As I wrote in the first part of this series, I had to split my AMA session into several blog posts. Not because I had that many questions, but the few ones deserved sincere answers. Preventing a humongous dimension which would block most people from reading on, I decided this way. This is the second question:

What is your greatest fear as a leader?

Rafael Ribeiro (Agile Coach/Scrum Master at Adidas)

This one was “easy”. I actually have one big fear concerning my teams and my people.

Let me quote Robert Greenleaf on Servant Leadership:

“The servantleader is servant first… It begins with the natural feeling that one wants to serve, to serve first.”

Robert K. Greenleaf

To be a servant first means that you will take as your mission to enrich your people’s lives, to build better organizations, to build communities…

I strongly believe that the biggest task of a leader is to generate more leaders. Sure, you will not forget the actual job that has to be done nor the company’s goals.

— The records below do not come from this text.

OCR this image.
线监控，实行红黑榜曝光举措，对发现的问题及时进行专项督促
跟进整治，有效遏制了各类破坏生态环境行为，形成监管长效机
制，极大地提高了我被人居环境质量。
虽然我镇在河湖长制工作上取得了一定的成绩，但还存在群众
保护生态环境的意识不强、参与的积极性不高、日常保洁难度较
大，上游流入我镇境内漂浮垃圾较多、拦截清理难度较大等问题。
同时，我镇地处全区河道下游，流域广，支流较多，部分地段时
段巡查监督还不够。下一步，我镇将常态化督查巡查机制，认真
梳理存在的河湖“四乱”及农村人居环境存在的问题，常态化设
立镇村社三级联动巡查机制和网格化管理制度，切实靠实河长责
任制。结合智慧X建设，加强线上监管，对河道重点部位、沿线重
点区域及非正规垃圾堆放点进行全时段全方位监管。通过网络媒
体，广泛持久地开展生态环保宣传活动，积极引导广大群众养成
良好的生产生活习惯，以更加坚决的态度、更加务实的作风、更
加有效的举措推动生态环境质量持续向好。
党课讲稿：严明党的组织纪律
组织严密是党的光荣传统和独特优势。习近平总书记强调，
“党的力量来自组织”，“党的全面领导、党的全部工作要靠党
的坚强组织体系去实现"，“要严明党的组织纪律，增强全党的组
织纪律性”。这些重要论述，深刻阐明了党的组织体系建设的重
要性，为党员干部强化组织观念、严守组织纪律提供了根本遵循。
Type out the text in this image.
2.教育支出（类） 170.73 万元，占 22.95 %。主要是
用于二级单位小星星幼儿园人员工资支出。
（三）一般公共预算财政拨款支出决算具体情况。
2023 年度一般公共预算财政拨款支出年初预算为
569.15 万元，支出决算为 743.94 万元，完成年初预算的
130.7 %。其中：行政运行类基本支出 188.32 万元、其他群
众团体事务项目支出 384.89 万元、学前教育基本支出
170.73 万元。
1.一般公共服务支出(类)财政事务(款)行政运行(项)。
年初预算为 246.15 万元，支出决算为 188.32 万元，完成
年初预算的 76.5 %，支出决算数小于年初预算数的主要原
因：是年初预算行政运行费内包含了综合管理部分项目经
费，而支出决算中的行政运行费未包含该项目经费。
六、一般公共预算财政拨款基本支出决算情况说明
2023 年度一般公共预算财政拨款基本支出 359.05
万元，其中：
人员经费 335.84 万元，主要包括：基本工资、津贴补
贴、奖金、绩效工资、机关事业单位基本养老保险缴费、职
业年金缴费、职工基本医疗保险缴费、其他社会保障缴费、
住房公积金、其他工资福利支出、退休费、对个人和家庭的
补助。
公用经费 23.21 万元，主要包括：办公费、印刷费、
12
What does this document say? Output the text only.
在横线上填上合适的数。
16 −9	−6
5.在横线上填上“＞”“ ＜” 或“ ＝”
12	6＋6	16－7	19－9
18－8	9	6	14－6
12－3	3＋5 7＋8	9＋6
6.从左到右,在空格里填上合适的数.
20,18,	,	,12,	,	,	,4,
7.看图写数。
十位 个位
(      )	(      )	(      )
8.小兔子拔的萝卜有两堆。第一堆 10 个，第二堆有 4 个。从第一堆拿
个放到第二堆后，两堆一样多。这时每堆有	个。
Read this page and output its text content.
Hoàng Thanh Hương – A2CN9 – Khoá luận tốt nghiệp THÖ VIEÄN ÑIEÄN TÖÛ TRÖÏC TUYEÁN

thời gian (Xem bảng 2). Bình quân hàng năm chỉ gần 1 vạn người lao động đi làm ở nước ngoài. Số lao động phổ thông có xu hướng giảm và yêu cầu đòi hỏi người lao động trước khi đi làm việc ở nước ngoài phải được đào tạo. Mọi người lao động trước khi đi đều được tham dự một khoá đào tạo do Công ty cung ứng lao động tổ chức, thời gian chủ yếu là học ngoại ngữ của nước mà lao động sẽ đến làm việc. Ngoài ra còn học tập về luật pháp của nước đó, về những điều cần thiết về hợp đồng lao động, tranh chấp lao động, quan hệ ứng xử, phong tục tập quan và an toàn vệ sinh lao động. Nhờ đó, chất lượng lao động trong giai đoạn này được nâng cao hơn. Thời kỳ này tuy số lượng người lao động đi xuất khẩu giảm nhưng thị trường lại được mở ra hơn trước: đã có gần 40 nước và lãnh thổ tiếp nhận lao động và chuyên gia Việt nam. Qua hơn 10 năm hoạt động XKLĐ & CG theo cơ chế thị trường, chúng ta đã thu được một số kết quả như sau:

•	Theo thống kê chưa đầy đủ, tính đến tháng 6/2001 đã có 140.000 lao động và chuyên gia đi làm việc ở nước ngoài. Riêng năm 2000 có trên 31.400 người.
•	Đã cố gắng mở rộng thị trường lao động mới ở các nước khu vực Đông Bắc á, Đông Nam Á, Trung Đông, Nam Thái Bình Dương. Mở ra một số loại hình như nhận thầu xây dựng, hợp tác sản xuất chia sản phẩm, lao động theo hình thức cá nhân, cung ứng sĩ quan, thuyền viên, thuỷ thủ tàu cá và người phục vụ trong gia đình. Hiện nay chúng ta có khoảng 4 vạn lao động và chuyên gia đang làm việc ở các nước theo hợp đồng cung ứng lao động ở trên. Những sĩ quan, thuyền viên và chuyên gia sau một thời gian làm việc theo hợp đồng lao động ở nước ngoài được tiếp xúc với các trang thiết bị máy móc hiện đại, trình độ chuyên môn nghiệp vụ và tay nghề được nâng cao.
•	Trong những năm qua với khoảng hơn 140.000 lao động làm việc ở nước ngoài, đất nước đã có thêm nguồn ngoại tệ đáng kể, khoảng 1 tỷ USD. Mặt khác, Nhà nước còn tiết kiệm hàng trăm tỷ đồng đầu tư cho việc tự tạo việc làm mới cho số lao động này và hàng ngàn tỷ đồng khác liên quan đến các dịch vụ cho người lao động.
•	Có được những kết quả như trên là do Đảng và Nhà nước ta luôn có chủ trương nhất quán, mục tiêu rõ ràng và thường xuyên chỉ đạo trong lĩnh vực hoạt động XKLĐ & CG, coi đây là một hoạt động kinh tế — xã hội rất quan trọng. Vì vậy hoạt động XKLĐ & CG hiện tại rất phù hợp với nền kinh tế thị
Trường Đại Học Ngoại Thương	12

This does not mean that you lose “the boss factor”. Instead you will promote a culture of participation. Rui Alves, the CEO of RUPEAL Group (and my boss), talks a bit about it in this video (in portuguese only). People will take initiative, they will be empowered to promote solutions and to take action. They will GROW !

As Rui stated in his video, probably you will know the solution to the problem and that would be the faster path but, remember, you want your people to grow, to be better professionals, to be better humans….to create more leaders. People does not learn how to lead if they do not have the opportunity to think, to search solutions, to tinker the solution, and yes, to crash and burn. Let them fail when it does not jeopardize the entire company. It will be a teaching. Do not take it into account in the performance review. Instead, review his attempt and if he really learned anything with it.

When I started in my previous job, I came very solution’s driven, I mean, when in a meeting with the team on some technical problem, I used to propose solutions before listening the team.

As I was learning more and more about servant leadership, I started listening more, and asking more and better questions. It immediately paid-off. My previous team started to bring better solutions to the discussion table and in the long run, one of them started to present some leadership potential. When I left, I felt that every single one of them had grown into a better version of them as professionals, and hopefully, a better version of themselves as humans.

Nowadays, that is my main goal. To help my people to grow a better version of themselves – professional and personal.

My biggest fear is to lose that capacity of helping them to see and find their better version.